W niedzielę 6 września kazimierzacy uznali, że mają ważniejsze sprawy niż referendum. Na przykład zwykły odpoczynek po całym tygodniu pracy. Do urn w całej gminie poszło tylko 5,47 % uprawnionych. Podobnie potraktowali sprawę odpoczywający w Kazimierzu turyści. Tylko 11 osób głosowało na podstawie zaświadczenia.
W tym podejściu do referendum Kazimierz nie był niestety odosobniony. Frekwencja wyborcza w całej Polsce nie przekroczyła nawet 10 % i wyniosła jedynie 7,8%. W związku z tym Państwowa Komisja Wyborcza uznała wynik referendum jako niewiążący.

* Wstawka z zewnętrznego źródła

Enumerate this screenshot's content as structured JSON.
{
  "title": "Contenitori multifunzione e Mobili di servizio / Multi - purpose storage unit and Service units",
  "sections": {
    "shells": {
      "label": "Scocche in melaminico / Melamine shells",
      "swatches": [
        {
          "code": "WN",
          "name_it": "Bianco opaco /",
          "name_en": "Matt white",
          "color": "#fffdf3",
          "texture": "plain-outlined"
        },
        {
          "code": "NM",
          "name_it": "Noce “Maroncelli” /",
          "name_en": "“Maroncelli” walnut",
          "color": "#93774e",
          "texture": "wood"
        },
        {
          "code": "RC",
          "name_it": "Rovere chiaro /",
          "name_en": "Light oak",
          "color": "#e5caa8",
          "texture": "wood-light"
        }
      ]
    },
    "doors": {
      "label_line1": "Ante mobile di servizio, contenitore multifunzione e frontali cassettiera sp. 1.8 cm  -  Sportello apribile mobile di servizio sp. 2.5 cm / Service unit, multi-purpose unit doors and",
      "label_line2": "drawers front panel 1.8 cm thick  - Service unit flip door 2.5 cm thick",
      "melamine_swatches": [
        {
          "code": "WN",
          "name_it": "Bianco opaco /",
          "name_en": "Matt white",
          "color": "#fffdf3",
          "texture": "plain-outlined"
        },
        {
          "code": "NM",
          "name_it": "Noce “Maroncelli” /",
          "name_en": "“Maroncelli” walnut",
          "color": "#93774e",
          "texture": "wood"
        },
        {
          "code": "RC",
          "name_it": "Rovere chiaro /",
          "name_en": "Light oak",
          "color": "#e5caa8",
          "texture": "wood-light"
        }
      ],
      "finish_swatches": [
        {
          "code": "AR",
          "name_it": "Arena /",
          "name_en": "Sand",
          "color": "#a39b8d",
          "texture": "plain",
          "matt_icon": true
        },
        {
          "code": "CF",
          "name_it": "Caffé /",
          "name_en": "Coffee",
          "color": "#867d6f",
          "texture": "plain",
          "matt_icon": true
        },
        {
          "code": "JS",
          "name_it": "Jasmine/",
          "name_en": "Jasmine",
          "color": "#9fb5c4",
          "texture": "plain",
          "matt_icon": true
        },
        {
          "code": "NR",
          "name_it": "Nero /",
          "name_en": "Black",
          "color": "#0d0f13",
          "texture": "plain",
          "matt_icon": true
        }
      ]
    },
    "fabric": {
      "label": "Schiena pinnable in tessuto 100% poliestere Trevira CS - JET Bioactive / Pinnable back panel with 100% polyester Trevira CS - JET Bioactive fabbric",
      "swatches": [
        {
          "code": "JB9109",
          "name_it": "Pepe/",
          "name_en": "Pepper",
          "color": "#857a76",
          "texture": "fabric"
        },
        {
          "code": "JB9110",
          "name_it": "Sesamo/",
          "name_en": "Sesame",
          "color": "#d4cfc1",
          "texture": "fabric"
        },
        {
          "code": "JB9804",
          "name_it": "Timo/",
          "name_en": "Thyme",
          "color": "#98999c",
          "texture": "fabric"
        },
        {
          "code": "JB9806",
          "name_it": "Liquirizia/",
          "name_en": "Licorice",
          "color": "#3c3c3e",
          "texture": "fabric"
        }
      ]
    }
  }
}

Ci, którzy w Kazimierzu głosowali, opowiadali się za wprowadzeniem jednomandatowych okręgów wyborczych (80,66%) oraz obowiązywaniem zasady rozstrzygania wątpliwości podatkowych na korzyść podatnika (94,70%). Natomiast głosowali przeciw dalszemu finansowaniu partii z budżetu państwa (81,61%). Podobnie głosowano w całej Polsce, oddając w tych sprawach odpowiednio 78,75%, 94,51% i 82,63% głosów.